At the height of the pandemic last year, Memorial helped administer thousands of COVID-19 tests in conjunction with the governor’s office and state agencies. To manage the overwhelming numbers, Sturman used EPIC, an electronic medical record system, to automate scheduling appointments and delivering results. If a person tested positive for COVID-19, they received a call from an actual provider; if they tested negative, they got an automated call.
“The stress people go through while waiting for their results is enormous, so we wanted to make the process as efficient as possible,” Sturman says.
He’s now using automation to schedule people for COVID-19 vaccines. The system also validates the clinical criteria needed to be eligible for a vaccine, such as age and health conditions.
The IT department has played a large role in how patients with COVID-19 are cared for while admitted to the hospital. Patients with the virus are given iPads so nurses and doctors can monitor them through a camera—and limit their own exposure. Patients can use the device to ask questions or request assistance. They can also use them to video chat with their families.
Video appointments, or telehealth sessions, have also been more widely implemented at Memorial in the wake of COVID-19. Pre-pandemic, the healthcare system had approximately 2,000 telehealth visits each year. Over the past year, it had 230,000. For most of 2020, six platforms were in use, depending on a doctor’s preference, but since the start of 2021, Sturman has most telehealth appointments go through Epic.
A consolidated system ensures all data is tracked through electronic records and that patients find the process as simple as possible.
Consumer-centric care
One of Sturman’s main goals is to make it easier for people to get the care they need—both in and out of the hospital.
Memorial will be using “remote patient monitoring devices” for conditions other than COVID-19, such as diabetes or chronic obstructive pulmonary disease. The take-home devices will sync with Epic and ensure conditions that are worsening don’t go unchecked.
“We’ve expected for generations that people will come to the hospital if something’s wrong, but that’s a bad expectation,” Sturman says. “We need to be more proactive.”
If a condition is stable, the device saves the person from having to return to the hospital. In this way, Sturman says, the devices give people more control over their health and their care management.
In general, he wants Memorial’s processes to be more “consumer-centric.” He’s using artificial intelligence and robotics processing to create automation in the organization’s call centers so people can pay bills, make appointments and refill prescriptions more efficiently.
Despite these and other IT upgrades, Sturman insists that technology will never replace nurses and doctors. Rather, he thinks it can help people take better care of themselves.
Bridging the gap
As an advocate for improving people’s health, Sturman thinks about how Memorial can help people even when they’re not directly receiving care.

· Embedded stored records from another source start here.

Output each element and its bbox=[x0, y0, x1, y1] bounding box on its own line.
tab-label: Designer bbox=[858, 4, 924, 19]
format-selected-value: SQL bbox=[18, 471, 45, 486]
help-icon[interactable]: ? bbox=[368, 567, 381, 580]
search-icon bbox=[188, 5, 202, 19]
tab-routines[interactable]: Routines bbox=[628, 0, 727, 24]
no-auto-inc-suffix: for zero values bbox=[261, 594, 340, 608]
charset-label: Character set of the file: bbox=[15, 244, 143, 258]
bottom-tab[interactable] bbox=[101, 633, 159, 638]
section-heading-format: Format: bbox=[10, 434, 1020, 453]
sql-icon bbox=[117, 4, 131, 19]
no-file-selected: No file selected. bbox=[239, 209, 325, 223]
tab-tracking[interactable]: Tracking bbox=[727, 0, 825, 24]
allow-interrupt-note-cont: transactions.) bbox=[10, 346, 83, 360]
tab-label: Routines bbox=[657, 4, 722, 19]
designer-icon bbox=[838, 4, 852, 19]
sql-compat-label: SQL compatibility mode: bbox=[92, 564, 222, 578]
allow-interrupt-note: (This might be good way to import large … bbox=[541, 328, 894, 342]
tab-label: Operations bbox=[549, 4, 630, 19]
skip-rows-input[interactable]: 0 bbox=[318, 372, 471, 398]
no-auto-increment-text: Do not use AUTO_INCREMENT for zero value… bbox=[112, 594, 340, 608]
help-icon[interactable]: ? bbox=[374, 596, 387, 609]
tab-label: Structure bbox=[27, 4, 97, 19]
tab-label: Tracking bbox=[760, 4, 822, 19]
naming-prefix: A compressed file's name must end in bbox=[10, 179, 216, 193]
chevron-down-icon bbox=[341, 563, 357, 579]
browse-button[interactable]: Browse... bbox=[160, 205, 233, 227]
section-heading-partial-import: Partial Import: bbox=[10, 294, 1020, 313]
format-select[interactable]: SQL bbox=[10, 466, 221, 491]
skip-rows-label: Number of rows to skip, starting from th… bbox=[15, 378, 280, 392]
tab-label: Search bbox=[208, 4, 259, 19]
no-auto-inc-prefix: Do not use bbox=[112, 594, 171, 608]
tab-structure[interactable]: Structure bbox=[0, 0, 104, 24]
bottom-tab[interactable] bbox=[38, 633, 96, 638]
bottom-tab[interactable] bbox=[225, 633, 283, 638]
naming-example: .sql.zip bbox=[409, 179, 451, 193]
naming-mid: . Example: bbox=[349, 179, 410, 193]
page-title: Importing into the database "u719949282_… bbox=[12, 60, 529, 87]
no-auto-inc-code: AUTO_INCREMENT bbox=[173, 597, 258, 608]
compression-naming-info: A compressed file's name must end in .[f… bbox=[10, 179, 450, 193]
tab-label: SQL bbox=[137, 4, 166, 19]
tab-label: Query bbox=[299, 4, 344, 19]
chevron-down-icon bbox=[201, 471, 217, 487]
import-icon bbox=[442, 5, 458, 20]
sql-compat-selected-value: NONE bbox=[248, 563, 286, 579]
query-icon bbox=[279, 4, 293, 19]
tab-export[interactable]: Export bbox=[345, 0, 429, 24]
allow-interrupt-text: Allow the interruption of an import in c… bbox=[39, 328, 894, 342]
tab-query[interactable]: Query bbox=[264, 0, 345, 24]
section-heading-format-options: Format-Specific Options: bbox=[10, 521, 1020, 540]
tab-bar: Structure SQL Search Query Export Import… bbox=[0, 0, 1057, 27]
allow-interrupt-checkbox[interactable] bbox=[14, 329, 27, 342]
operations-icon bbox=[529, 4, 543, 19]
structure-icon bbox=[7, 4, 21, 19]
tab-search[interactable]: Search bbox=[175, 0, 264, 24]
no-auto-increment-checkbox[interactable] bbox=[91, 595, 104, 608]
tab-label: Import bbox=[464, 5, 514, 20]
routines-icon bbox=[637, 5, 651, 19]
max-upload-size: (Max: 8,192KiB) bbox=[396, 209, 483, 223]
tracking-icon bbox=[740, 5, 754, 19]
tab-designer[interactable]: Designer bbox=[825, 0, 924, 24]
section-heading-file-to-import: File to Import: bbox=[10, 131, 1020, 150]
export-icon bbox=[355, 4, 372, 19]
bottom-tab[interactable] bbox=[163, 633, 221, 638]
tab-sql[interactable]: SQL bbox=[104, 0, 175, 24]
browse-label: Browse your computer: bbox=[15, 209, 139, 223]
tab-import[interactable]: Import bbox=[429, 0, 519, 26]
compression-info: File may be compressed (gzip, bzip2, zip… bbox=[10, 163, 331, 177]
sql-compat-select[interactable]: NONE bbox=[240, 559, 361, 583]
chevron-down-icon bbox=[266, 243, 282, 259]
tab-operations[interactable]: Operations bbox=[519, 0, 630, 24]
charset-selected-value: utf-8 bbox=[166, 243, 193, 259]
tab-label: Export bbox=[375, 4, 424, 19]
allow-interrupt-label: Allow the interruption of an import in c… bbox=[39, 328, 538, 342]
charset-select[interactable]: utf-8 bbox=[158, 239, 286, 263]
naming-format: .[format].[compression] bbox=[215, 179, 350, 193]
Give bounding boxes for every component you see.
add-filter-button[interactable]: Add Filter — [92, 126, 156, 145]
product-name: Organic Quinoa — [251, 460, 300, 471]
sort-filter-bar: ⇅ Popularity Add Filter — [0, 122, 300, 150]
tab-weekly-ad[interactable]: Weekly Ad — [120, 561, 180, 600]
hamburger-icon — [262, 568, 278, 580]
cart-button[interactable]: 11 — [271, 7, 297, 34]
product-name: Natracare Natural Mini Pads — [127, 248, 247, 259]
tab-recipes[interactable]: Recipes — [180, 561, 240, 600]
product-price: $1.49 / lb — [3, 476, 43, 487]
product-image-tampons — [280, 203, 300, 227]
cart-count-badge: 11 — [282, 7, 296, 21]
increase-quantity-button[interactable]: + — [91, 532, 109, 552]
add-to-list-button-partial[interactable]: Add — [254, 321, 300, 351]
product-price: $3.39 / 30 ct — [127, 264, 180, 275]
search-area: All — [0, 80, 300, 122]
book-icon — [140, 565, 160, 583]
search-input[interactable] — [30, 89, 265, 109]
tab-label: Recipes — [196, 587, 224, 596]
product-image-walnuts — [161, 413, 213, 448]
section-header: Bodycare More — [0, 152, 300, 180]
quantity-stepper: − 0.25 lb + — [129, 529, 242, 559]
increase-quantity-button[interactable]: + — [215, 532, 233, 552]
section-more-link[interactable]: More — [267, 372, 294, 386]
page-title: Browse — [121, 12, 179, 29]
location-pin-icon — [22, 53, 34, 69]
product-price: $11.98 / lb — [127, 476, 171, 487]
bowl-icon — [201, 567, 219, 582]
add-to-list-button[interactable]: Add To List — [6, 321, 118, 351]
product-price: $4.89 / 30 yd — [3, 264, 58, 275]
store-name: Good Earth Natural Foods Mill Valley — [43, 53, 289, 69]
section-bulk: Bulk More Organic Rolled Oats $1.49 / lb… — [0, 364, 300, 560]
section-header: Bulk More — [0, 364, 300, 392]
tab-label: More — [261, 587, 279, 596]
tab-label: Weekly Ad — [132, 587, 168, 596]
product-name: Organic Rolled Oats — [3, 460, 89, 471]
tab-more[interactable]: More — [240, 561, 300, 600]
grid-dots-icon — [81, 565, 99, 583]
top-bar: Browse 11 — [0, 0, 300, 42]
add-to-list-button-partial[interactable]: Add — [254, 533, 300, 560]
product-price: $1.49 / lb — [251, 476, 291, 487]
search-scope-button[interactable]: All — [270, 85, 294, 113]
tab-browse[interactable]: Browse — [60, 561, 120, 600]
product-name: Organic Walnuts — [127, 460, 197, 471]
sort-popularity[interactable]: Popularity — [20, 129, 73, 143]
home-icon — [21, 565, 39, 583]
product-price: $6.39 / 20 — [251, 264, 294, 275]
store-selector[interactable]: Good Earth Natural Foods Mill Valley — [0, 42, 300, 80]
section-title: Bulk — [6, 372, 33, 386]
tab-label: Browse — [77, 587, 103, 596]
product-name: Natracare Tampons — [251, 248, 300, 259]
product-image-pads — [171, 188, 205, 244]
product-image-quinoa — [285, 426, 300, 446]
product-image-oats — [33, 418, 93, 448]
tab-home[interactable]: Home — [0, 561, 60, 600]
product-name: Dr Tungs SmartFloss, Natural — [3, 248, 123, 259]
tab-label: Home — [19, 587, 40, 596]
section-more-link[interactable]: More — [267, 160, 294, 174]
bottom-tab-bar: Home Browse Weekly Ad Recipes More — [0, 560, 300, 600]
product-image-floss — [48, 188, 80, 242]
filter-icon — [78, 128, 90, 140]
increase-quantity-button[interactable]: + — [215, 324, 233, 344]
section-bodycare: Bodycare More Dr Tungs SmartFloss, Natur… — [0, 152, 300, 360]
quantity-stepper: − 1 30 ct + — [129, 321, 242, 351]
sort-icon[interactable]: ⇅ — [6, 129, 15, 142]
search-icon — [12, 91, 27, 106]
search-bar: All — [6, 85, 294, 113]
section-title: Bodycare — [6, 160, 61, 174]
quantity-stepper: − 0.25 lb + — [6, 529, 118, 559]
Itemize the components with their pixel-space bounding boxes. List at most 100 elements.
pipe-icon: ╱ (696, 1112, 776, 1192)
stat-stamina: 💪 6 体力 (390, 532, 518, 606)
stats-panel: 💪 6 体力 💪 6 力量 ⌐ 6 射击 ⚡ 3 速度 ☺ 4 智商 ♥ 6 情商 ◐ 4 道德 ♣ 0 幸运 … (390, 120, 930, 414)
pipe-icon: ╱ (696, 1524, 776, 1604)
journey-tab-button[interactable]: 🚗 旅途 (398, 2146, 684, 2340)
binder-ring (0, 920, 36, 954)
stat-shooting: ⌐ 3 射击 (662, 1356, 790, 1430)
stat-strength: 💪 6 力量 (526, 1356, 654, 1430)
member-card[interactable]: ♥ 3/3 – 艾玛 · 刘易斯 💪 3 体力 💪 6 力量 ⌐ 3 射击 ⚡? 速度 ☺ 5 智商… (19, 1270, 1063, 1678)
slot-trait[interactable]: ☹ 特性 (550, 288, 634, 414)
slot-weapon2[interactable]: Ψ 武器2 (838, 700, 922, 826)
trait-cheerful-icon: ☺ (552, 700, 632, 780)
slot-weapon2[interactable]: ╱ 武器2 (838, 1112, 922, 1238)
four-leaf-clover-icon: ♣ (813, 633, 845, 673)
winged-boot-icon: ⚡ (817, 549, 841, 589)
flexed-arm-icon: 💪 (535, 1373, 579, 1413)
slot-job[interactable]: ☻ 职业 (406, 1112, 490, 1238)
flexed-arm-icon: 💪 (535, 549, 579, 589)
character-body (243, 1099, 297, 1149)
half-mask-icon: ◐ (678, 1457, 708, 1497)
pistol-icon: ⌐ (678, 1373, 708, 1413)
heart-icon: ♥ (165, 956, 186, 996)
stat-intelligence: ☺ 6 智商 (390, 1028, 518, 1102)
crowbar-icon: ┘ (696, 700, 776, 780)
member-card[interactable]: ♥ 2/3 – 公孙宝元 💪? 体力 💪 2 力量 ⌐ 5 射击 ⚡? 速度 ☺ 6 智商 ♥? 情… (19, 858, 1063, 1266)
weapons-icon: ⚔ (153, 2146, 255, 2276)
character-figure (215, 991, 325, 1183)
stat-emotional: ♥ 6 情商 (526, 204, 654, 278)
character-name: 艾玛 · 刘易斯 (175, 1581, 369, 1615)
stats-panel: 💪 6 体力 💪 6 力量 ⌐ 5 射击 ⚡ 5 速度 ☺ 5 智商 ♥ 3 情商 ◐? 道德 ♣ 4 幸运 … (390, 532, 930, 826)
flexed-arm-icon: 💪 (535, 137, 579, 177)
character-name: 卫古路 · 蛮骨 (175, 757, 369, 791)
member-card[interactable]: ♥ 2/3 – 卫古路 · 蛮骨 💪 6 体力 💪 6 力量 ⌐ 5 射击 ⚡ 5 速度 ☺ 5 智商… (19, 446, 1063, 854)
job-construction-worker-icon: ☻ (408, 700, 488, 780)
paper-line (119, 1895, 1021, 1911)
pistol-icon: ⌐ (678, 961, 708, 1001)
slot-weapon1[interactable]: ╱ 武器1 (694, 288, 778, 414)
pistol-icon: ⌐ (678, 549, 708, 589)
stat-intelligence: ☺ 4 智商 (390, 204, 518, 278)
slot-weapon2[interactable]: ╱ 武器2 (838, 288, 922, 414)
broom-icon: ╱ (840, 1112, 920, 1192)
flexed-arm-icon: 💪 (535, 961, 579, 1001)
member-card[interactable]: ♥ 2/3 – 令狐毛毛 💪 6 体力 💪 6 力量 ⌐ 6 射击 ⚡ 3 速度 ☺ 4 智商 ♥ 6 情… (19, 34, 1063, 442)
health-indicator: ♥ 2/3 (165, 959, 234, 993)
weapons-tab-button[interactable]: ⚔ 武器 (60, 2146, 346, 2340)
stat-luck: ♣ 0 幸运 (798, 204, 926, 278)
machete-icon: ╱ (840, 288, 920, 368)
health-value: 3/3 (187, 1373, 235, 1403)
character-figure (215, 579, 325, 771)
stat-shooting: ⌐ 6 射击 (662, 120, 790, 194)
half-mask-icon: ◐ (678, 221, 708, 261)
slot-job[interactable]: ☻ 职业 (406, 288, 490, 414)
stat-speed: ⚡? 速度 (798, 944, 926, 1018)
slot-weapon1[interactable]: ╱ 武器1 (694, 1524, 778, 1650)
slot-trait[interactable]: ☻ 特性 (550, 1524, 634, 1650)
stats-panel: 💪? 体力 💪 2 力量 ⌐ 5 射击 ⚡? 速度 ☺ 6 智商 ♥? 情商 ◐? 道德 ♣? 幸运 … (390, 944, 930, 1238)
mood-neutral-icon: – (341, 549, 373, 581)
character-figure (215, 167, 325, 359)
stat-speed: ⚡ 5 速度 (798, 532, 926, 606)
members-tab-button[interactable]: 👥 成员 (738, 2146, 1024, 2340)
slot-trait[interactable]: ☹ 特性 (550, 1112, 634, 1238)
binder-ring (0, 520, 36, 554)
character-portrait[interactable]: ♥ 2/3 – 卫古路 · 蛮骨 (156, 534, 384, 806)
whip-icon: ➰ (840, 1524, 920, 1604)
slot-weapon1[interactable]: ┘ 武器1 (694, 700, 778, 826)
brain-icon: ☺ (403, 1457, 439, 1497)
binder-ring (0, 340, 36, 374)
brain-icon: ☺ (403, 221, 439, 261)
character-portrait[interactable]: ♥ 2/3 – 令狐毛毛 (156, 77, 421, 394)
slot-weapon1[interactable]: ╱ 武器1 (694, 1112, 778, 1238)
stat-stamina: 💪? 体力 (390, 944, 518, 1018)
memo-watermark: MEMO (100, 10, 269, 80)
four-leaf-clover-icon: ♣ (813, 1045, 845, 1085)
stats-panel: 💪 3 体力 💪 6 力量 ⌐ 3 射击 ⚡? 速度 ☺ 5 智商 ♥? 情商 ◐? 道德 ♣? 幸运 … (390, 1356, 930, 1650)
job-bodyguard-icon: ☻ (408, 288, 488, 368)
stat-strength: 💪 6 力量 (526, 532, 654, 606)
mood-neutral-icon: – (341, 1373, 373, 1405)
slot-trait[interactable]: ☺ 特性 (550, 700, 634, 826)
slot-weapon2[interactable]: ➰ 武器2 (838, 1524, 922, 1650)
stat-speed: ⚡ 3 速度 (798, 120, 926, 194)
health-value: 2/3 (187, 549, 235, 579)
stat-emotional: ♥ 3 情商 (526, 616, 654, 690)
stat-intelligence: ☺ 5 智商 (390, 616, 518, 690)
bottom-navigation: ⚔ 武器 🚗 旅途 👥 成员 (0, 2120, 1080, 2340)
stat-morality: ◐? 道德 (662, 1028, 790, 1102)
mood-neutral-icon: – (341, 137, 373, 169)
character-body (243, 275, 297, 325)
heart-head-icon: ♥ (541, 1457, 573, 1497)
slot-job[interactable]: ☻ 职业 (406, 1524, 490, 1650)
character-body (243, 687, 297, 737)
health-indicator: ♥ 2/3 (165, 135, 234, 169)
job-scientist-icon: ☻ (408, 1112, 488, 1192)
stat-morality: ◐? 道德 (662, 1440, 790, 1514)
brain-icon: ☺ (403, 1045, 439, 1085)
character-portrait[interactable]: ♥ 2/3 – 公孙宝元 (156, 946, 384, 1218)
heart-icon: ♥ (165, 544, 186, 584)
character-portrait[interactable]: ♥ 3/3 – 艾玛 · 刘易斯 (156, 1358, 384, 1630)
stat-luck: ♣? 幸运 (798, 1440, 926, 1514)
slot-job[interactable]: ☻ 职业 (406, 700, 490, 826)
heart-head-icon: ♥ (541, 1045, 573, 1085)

He’s deliberate in his language, referring to people as patients when they’re receiving treatment and consumers when they’re not.
By offering virtual services and take-home devices, health and wellness can be integrated more seamlessly into a person’s life, he says.
“In health care, historically doctors and nurses had to take care of us,” he says. “There is a lot you can do yourself; it just requires a level of knowledge. By achieving this, our community will benefit by being healthier and more aware of their own wellness.”
Although Sturman’s expertise is in technology, he’s always been passionate about health care and was even pre-med in college. After realizing a career as a doctor wasn’t what he wanted, he took classes in healthcare administration and ultimately got his master’s in the subject.
His career led him to technology, and he realized he could “bridge the gap between technology and health care.”
“I love that, even as a CIO who doesn’t do direct patient care, I get to feel like I’m affecting patients every day,” Sturman says. “I get to collaborate on solutions hospital-wide and feel like I’m part of the care team.”